I had a look at Thomas Traeger's tip to use the
SnowballPorterFilterFactory, which does not actually do the job.
Its purpose is to convert regular ASCII into special characters.
And I want it the other way, such that all special character are
converted to regular ASCII.
The tip of J.J. Larrea, to use the PatternReplaceFilterFactory, solved
the problem.
And as Chris Hostetter noted, stored fields always return the initial
value, which turned the second part of my question obsolete.
Thanks a lot for your help!
best
Matthias
-----Ursprüngliche Nachricht-----
Von: Thomas Traeger [mailto:[EMAIL PROTECTED]

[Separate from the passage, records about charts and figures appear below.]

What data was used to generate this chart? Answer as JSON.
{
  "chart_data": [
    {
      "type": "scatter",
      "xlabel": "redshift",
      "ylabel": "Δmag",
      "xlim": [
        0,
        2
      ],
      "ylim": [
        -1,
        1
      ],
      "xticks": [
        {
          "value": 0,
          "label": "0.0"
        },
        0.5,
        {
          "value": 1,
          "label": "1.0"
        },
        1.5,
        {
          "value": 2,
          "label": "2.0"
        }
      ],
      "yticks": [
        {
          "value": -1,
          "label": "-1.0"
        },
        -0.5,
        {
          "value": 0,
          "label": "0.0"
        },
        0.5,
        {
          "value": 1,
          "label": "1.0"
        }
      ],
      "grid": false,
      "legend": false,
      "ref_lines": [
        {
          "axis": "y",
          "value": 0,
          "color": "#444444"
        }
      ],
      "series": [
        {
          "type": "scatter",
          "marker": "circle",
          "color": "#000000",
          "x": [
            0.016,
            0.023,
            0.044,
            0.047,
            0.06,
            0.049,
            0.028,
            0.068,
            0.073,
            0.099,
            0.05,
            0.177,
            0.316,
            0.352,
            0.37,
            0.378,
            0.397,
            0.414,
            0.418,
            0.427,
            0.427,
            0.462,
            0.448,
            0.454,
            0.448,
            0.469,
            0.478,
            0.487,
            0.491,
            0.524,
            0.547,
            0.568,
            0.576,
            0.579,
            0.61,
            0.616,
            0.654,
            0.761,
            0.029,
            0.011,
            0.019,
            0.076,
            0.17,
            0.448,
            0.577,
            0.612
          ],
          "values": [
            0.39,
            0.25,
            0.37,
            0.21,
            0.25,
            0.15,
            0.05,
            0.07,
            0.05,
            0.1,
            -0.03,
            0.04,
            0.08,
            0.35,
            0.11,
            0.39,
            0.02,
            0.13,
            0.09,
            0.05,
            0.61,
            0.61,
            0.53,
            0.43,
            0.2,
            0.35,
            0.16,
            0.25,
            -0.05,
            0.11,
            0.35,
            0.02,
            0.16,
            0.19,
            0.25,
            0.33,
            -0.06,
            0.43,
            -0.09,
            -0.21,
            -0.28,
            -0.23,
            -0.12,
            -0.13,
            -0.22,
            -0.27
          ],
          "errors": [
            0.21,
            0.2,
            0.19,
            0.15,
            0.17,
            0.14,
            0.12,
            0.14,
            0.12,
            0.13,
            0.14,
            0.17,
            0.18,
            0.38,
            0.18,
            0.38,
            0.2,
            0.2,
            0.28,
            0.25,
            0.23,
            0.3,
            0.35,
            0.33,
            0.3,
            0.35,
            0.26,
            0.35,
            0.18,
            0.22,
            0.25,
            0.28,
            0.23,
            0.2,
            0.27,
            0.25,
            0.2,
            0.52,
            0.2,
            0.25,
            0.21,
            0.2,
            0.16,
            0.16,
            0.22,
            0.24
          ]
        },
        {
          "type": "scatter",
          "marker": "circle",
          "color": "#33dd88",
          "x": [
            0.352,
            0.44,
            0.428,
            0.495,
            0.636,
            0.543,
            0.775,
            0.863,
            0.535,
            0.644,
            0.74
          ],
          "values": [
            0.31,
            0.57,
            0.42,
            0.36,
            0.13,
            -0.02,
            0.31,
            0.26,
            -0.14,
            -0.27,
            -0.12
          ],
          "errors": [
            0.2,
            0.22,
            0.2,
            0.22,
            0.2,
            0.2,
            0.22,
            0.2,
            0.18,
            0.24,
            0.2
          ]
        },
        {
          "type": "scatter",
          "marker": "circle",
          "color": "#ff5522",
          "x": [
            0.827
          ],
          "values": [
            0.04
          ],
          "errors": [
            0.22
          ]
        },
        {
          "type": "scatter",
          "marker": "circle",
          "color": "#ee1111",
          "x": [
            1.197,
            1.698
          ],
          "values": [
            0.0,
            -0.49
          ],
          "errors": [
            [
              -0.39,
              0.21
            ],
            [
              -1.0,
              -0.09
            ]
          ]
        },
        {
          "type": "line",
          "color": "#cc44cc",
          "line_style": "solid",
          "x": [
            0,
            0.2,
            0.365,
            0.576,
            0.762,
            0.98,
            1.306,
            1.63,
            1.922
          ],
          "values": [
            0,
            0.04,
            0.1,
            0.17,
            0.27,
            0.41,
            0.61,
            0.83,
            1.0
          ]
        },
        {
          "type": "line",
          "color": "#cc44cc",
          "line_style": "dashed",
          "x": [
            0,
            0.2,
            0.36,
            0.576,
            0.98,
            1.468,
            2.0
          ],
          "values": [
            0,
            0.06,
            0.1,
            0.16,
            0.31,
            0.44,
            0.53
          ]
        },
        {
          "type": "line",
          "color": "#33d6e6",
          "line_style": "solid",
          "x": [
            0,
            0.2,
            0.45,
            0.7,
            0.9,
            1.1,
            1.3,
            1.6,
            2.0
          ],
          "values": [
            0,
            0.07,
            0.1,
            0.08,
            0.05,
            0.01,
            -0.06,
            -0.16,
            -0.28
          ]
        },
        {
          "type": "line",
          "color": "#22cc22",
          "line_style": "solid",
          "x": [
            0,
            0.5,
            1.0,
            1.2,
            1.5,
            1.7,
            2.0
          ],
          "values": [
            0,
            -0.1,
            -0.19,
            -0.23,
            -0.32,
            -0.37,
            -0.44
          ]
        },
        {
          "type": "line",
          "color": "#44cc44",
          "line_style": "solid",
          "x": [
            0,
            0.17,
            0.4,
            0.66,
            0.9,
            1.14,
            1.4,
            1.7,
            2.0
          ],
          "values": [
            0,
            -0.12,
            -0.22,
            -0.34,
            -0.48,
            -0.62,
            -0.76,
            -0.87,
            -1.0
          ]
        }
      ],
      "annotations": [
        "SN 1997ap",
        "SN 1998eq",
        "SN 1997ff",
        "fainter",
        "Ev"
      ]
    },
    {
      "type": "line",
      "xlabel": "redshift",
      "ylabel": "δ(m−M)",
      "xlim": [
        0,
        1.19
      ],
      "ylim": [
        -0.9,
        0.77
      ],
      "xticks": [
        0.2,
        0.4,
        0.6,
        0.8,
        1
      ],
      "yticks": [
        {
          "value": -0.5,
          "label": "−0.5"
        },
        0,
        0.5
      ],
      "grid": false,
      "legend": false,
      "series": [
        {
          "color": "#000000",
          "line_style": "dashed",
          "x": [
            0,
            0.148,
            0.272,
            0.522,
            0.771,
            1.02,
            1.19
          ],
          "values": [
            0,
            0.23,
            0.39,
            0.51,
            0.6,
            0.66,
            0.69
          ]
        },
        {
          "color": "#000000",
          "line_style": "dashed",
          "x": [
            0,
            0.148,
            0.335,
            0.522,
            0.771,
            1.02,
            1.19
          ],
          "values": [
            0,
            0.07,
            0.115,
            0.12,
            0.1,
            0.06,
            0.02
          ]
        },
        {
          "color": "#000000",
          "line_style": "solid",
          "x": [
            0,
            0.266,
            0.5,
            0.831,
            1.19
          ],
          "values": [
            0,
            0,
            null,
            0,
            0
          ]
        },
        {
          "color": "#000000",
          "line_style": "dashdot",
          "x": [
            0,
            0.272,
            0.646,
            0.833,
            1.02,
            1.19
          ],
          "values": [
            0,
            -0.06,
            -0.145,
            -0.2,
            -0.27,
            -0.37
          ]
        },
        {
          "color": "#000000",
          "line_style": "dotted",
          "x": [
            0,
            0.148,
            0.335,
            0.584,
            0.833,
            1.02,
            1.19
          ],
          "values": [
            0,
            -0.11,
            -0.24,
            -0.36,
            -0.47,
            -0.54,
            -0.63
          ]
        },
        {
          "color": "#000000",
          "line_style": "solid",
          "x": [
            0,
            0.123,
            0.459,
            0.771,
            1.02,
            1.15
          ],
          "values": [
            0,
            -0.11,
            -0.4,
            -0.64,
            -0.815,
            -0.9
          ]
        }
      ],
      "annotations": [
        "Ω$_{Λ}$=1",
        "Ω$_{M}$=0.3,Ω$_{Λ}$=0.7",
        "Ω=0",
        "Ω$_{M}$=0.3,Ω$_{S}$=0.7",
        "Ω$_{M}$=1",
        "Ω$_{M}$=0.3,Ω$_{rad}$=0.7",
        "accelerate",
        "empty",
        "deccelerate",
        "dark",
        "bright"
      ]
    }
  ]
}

Gesendet: Mittwoch, 26. September 2007 23:44
An: solr-user@lucene.apache.org
Betreff: Re: Converting German special characters / umlaute
Try the SnowballPorterFilterFactory described here:
http://wiki.apache.org/solr/AnalyzersTokenizersTokenFilters
You should use the German2 variant that converts ä and ae to a, ö and oe
to o and so on. More details:
http://snowball.tartarus.org/algorithms/german2/stemmer.html
Every document in solr can have any number of fields which might have
the same source but have different field types and are therefore handled
differently (stored as is, analyzed in different ways...). Use copyField
in your schema.xml to feed your data into multiple fields. During
searching you decide which fields you like to search on (usually the
analyzed ones) and which you retrieve when getting the document back.
Tom
Matthias Eireiner schrieb:
Dear list,
I have two questions regarding German special characters or umlaute.
is there an analyzer which automatically converts all german special
characters to their specific dissected from, such as ü to ue and ä to
ae, etc.?!
I also would like to have, that the search is always run against the
dissected data. But when the results are returned the initial data
with the non modified data should be returned.
Does lucene GermanAnalyzer this job? I run across it, but I could not
figure out from the documentation whether it does the job or not.
thanks a lot in advance.
Matthias